Psychology glossary
Useful definitions of concepts that appear in your profile. No fluff, and with the paper cited whenever there is one.
Agreeableness (A)
Interpersonal orientation toward cooperation and empathy. Not the same as "being good"; it measures how much you weigh the other’s needs against yours when deciding.
Anxious attachment
Relational style marked by fear of abandonment, hypervigilance to rejection cues and intense need for emotional proximity. Measured by ECR-R on the "anxiety" dimension.
Avoidant attachment
Relational style marked by discomfort with emotional intimacy, defensive self-reliance and deactivation of the attachment system under stress. Measured by ECR-R on the "avoidance" dimension.
Conscientiousness (C)
Tendency toward self-control, planning and persistence. The most reliable personality predictor of longevity and conventional professional success.
Extraversion (E)
Disposition to seek social stimulation, activity and positive emotion. Not "being sociable" in the casual sense; it is how much energy external stimuli give you compared with internal ones.
Locus of control
Generalized belief about who or what determines what happens to you. Internal locus: me. External locus: others, luck, the system, the stars. Rotter’s construct (1966).
Neuroticism (N)
Stable tendency to experience negative emotions (anxiety, hostility, sadness, social embarrassment, impulsivity, vulnerability to stress). It is not weakness. It is an alarm system calibrated more sensitively in some people.
Openness to experience (O)
Intellectual and aesthetic curiosity; preference for novelty over repetition. Measures how broad and permeable your mental life is.

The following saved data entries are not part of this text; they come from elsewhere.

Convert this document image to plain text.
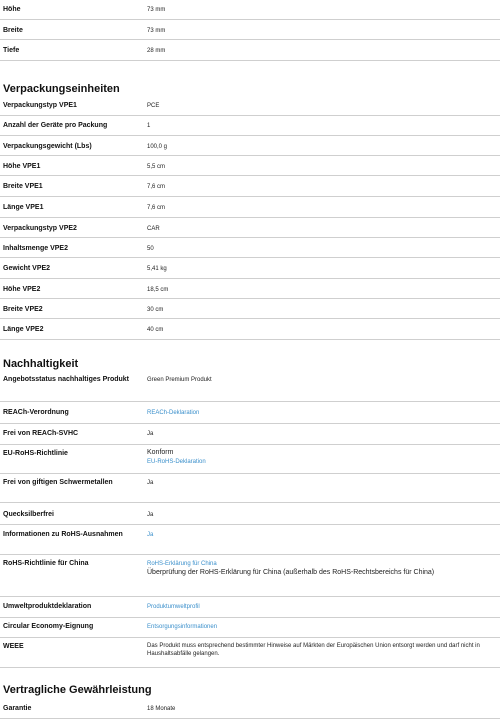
Höhe	73 mm
Breite	73 mm
Tiefe	28 mm
Verpackungseinheiten
Verpackungstyp VPE1	PCE
Anzahl der Geräte pro Packung	1
Verpackungsgewicht (Lbs)	100,0 g
Höhe VPE1	5,5 cm
Breite VPE1	7,6 cm
Länge VPE1	7,6 cm
Verpackungstyp VPE2	CAR
Inhaltsmenge VPE2	50
Gewicht VPE2	5,41 kg
Höhe VPE2	18,5 cm
Breite VPE2	30 cm
Länge VPE2	40 cm
Nachhaltigkeit
Angebotsstatus nachhaltiges Produkt	Green Premium Produkt
REACh-Verordnung	REACh-Deklaration
Frei von REACh-SVHC	Ja
EU-RoHS-Richtlinie	Konform
EU-RoHS-Deklaration
Frei von giftigen Schwermetallen	Ja
Quecksilberfrei	Ja
Informationen zu RoHS-Ausnahmen	Ja
RoHS-Richtlinie für China	RoHS-Erklärung für China
Überprüfung der RoHS-Erklärung für China (außerhalb des RoHS-Rechtsbereichs für China)
Umweltproduktdeklaration	Produktumweltprofil
Circular Economy-Eignung	Entsorgungsinformationen
WEEE	Das Produkt muss entsprechend bestimmter Hinweise auf Märkten der Europäischen Union entsorgt werden und darf nicht in Haushaltsabfälle gelangen.
Vertragliche Gewährleistung
Garantie	18 Monate
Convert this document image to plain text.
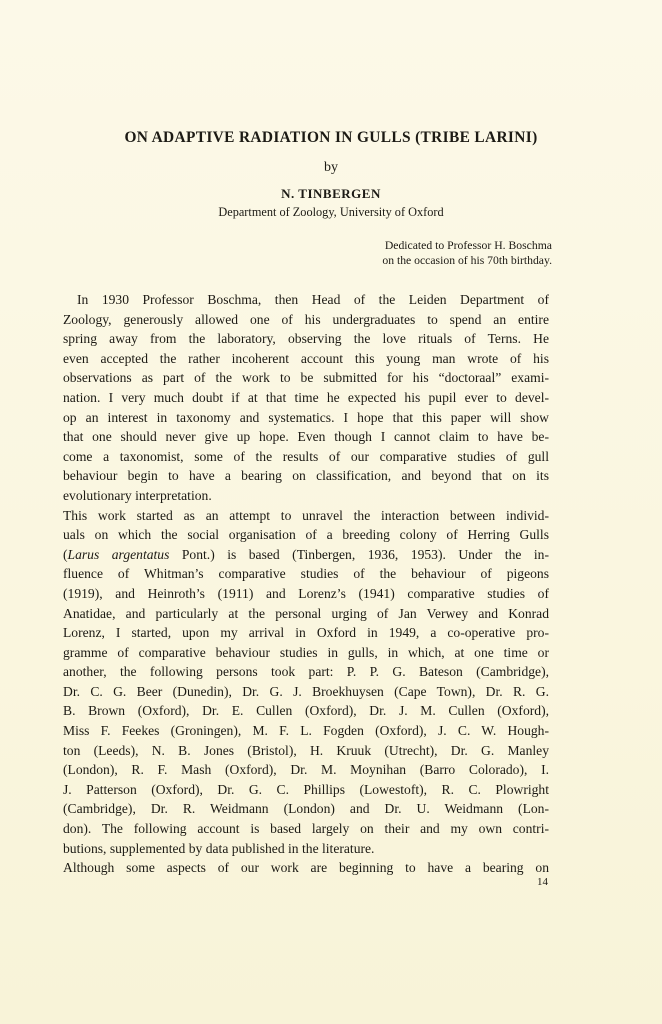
ON ADAPTIVE RADIATION IN GULLS (TRIBE LARINI)
by
N. TINBERGEN
Department of Zoology, University of Oxford
Dedicated to Professor H. Boschma
on the occasion of his 70th birthday.
In 1930 Professor Boschma, then Head of the Leiden Department of
Zoology, generously allowed one of his undergraduates to spend an entire
spring away from the laboratory, observing the love rituals of Terns. He
even accepted the rather incoherent account this young man wrote of his
observations as part of the work to be submitted for his “doctoraal” exami-
nation. I very much doubt if at that time he expected his pupil ever to devel-
op an interest in taxonomy and systematics. I hope that this paper will show
that one should never give up hope. Even though I cannot claim to have be-
come a taxonomist, some of the results of our comparative studies of gull
behaviour begin to have a bearing on classification, and beyond that on its
evolutionary interpretation.
This work started as an attempt to unravel the interaction between individ-
uals on which the social organisation of a breeding colony of Herring Gulls
(Larus argentatus Pont.) is based (Tinbergen, 1936, 1953). Under the in-
fluence of Whitman’s comparative studies of the behaviour of pigeons
(1919), and Heinroth’s (1911) and Lorenz’s (1941) comparative studies of
Anatidae, and particularly at the personal urging of Jan Verwey and Konrad
Lorenz, I started, upon my arrival in Oxford in 1949, a co-operative pro-
gramme of comparative behaviour studies in gulls, in which, at one time or
another, the following persons took part: P. P. G. Bateson (Cambridge),
Dr. C. G. Beer (Dunedin), Dr. G. J. Broekhuysen (Cape Town), Dr. R. G.
B. Brown (Oxford), Dr. E. Cullen (Oxford), Dr. J. M. Cullen (Oxford),
Miss F. Feekes (Groningen), M. F. L. Fogden (Oxford), J. C. W. Hough-
ton (Leeds), N. B. Jones (Bristol), H. Kruuk (Utrecht), Dr. G. Manley
(London), R. F. Mash (Oxford), Dr. M. Moynihan (Barro Colorado), I.
J. Patterson (Oxford), Dr. G. C. Phillips (Lowestoft), R. C. Plowright
(Cambridge), Dr. R. Weidmann (London) and Dr. U. Weidmann (Lon-
don). The following account is based largely on their and my own contri-
butions, supplemented by data published in the literature.
Although some aspects of our work are beginning to have a bearing on
14
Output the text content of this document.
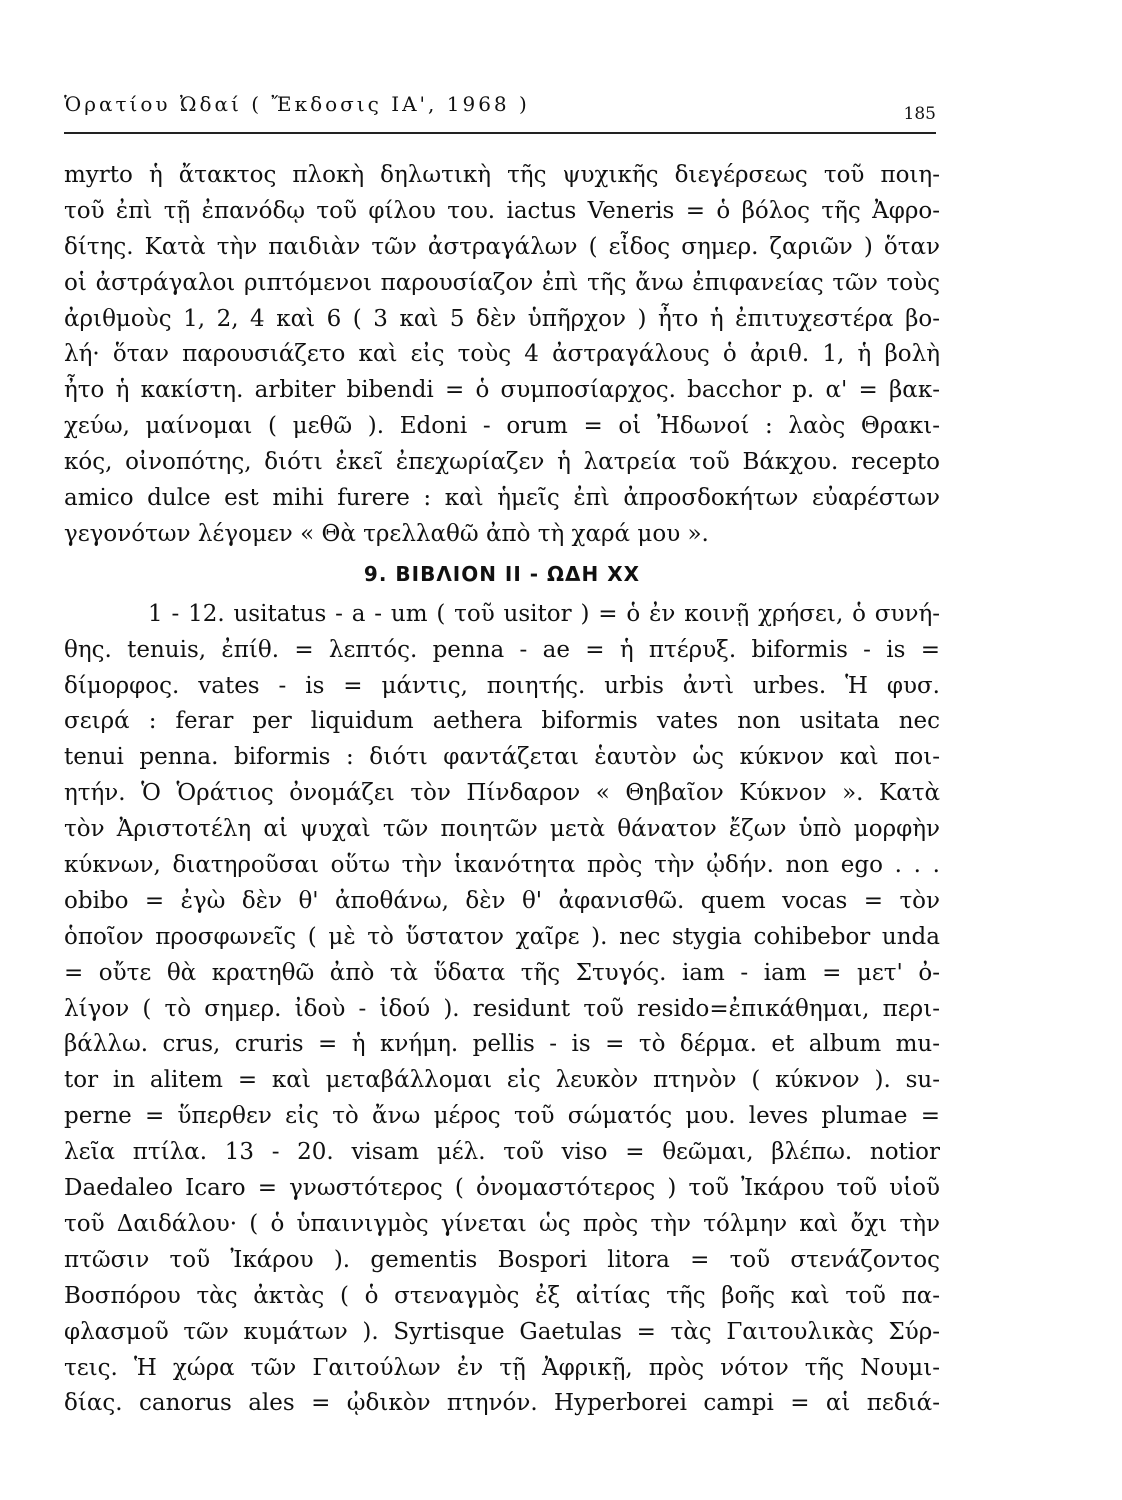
Ὁρατίου Ὠδαί ( Ἔκδοσις ΙΑ', 1968 )	185
myrto ἡ ἄτακτος πλοκὴ δηλωτικὴ τῆς ψυχικῆς διεγέρσεως τοῦ ποιη-
τοῦ ἐπὶ τῇ ἐπανόδῳ τοῦ φίλου του. iactus Veneris = ὁ βόλος τῆς Ἀφρο-
δίτης. Κατὰ τὴν παιδιὰν τῶν ἀστραγάλων ( εἶδος σημερ. ζαριῶν ) ὅταν
οἱ ἀστράγαλοι ριπτόμενοι παρουσίαζον ἐπὶ τῆς ἄνω ἐπιφανείας τῶν τοὺς
ἀριθμοὺς 1, 2, 4 καὶ 6 ( 3 καὶ 5 δὲν ὑπῆρχον ) ἦτο ἡ ἐπιτυχεστέρα βο-
λή· ὅταν παρουσιάζετο καὶ εἰς τοὺς 4 ἀστραγάλους ὁ ἀριθ. 1, ἡ βολὴ
ἦτο ἡ κακίστη. arbiter bibendi = ὁ συμποσίαρχος. bacchor p. α' = βακ-
χεύω, μαίνομαι ( μεθῶ ). Edoni - orum = οἱ Ἠδωνοί : λαὸς Θρακι-
κός, οἰνοπότης, διότι ἐκεῖ ἐπεχωρίαζεν ἡ λατρεία τοῦ Βάκχου. recepto
amico dulce est mihi furere : καὶ ἡμεῖς ἐπὶ ἀπροσδοκήτων εὐαρέστων
γεγονότων λέγομεν « Θὰ τρελλαθῶ ἀπὸ τὴ χαρά μου ».
9. ΒΙΒΛΙΟΝ II - ΩΔΗ XX
1 - 12. usitatus - a - um ( τοῦ usitor ) = ὁ ἐν κοινῇ χρήσει, ὁ συνή-
θης. tenuis, ἐπίθ. = λεπτός. penna - ae = ἡ πτέρυξ. biformis - is =
δίμορφος. vates - is = μάντις, ποιητής. urbis ἀντὶ urbes. Ἡ φυσ.
σειρά : ferar per liquidum aethera biformis vates non usitata nec
tenui penna. biformis : διότι φαντάζεται ἑαυτὸν ὡς κύκνον καὶ ποι-
ητήν. Ὁ Ὁράτιος ὀνομάζει τὸν Πίνδαρον « Θηβαῖον Κύκνον ». Κατὰ
τὸν Ἀριστοτέλη αἱ ψυχαὶ τῶν ποιητῶν μετὰ θάνατον ἔζων ὑπὸ μορφὴν
κύκνων, διατηροῦσαι οὕτω τὴν ἱκανότητα πρὸς τὴν ᾠδήν. non ego . . .
obibo = ἐγὼ δὲν θ' ἀποθάνω, δὲν θ' ἀφανισθῶ. quem vocas = τὸν
ὁποῖον προσφωνεῖς ( μὲ τὸ ὕστατον χαῖρε ). nec stygia cohibebor unda
= οὔτε θὰ κρατηθῶ ἀπὸ τὰ ὕδατα τῆς Στυγός. iam - iam = μετ' ὀ-
λίγον ( τὸ σημερ. ἰδοὺ - ἰδού ). residunt τοῦ resido=ἐπικάθημαι, περι-
βάλλω. crus, cruris = ἡ κνήμη. pellis - is = τὸ δέρμα. et album mu-
tor in alitem = καὶ μεταβάλλομαι εἰς λευκὸν πτηνὸν ( κύκνον ). su-
perne = ὕπερθεν εἰς τὸ ἄνω μέρος τοῦ σώματός μου. leves plumae =
λεῖα πτίλα. 13 - 20. visam μέλ. τοῦ viso = θεῶμαι, βλέπω. notior
Daedaleo Icaro = γνωστότερος ( ὀνομαστότερος ) τοῦ Ἰκάρου τοῦ υἱοῦ
τοῦ Δαιδάλου· ( ὁ ὑπαινιγμὸς γίνεται ὡς πρὸς τὴν τόλμην καὶ ὄχι τὴν
πτῶσιν τοῦ Ἰκάρου ). gementis Bospori litora = τοῦ στενάζοντος
Βοσπόρου τὰς ἀκτὰς ( ὁ στεναγμὸς ἐξ αἰτίας τῆς βοῆς καὶ τοῦ πα-
φλασμοῦ τῶν κυμάτων ). Syrtisque Gaetulas = τὰς Γαιτουλικὰς Σύρ-
τεις. Ἡ χώρα τῶν Γαιτούλων ἐν τῇ Ἀφρικῇ, πρὸς νότον τῆς Νουμι-
δίας. canorus ales = ᾠδικὸν πτηνόν. Hyperborei campi = αἱ πεδιά-
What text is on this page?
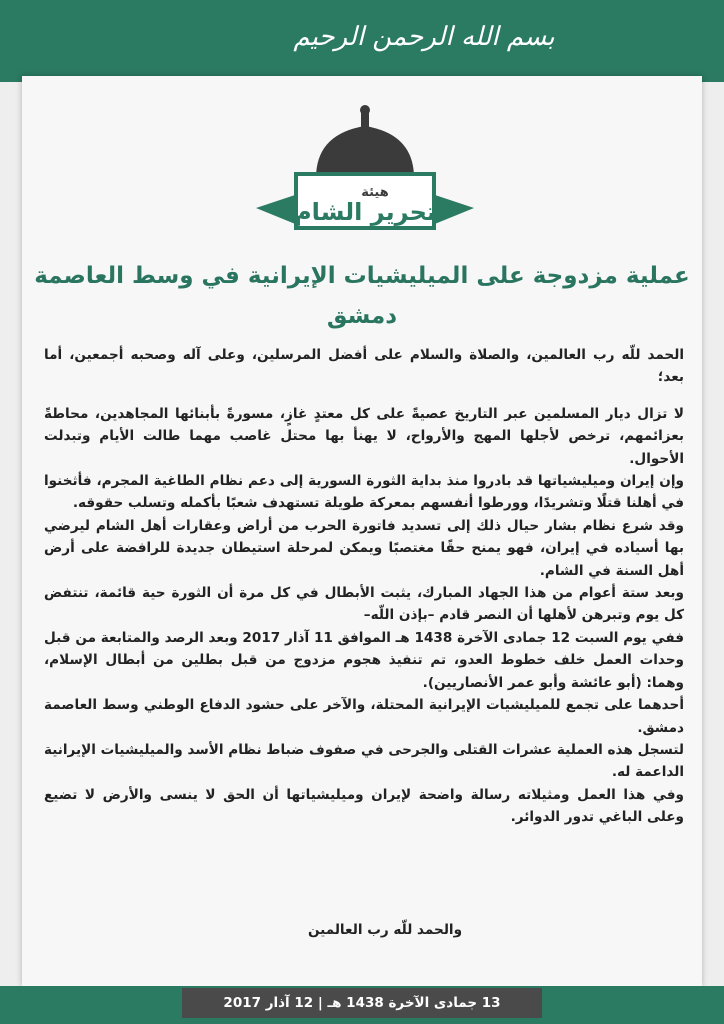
بسم الله الرحمن الرحيم
هيئة
تحرير الشام
عملية مزدوجة على الميليشيات الإيرانية في وسط العاصمة دمشق

الحمد للّه رب العالمين، والصلاة والسلام على أفضل المرسلين، وعلى آله وصحبه أجمعين، أما بعد؛

لا تزال ديار المسلمين عبر التاريخ عصيةً على كل معتدٍ غازٍ، مسورةً بأبنائها المجاهدين، محاطةً بعزائمهم، ترخص لأجلها المهج والأرواح، لا يهنأ بها محتل غاصب مهما طالت الأيام وتبدلت الأحوال.

وإن إيران وميليشياتها قد بادروا منذ بداية الثورة السورية إلى دعم نظام الطاغية المجرم، فأثخنوا في أهلنا قتلًا وتشريدًا، وورطوا أنفسهم بمعركة طويلة تستهدف شعبًا بأكمله وتسلب حقوقه.

وقد شرع نظام بشار حيال ذلك إلى تسديد فاتورة الحرب من أراض وعقارات أهل الشام ليرضي بها أسياده في إيران، فهو يمنح حقًا مغتصبًا ويمكن لمرحلة استيطان جديدة للرافضة على أرض أهل السنة في الشام.

وبعد ستة أعوام من هذا الجهاد المبارك، يثبت الأبطال في كل مرة أن الثورة حية قائمة، تنتفض كل يوم وتبرهن لأهلها أن النصر قادم –بإذن اللّه–

ففي يوم السبت 12 جمادى الآخرة 1438 هـ الموافق 11 آذار 2017 وبعد الرصد والمتابعة من قبل وحدات العمل خلف خطوط العدو، تم تنفيذ هجوم مزدوج من قبل بطلين من أبطال الإسلام، وهما: (أبو عائشة وأبو عمر الأنصاريين).

أحدهما على تجمع للميليشيات الإيرانية المحتلة، والآخر على حشود الدفاع الوطني وسط العاصمة دمشق.

لتسجل هذه العملية عشرات القتلى والجرحى في صفوف ضباط نظام الأسد والميليشيات الإيرانية الداعمة له.

وفي هذا العمل ومثيلاته رسالة واضحة لإيران وميليشياتها أن الحق لا ينسى والأرض لا تضيع وعلى الباغي تدور الدوائر.

والحمد للّه رب العالمين
13 جمادى الآخرة 1438 هـ | 12 آذار 2017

Sycophancy (AI sycophancy)
Documented tendency of language models to agree with the user even when the user is wrong, or to soften criticism to avoid discomfort. Not an isolated bug: an emergent property of human-preference training.
Theory of mind
Ability to attribute mental states (beliefs, desires, intentions, knowledge) to oneself and others, and to understand that others’ mental states may differ from one’s own. It is what lets you not crash into everyone in society.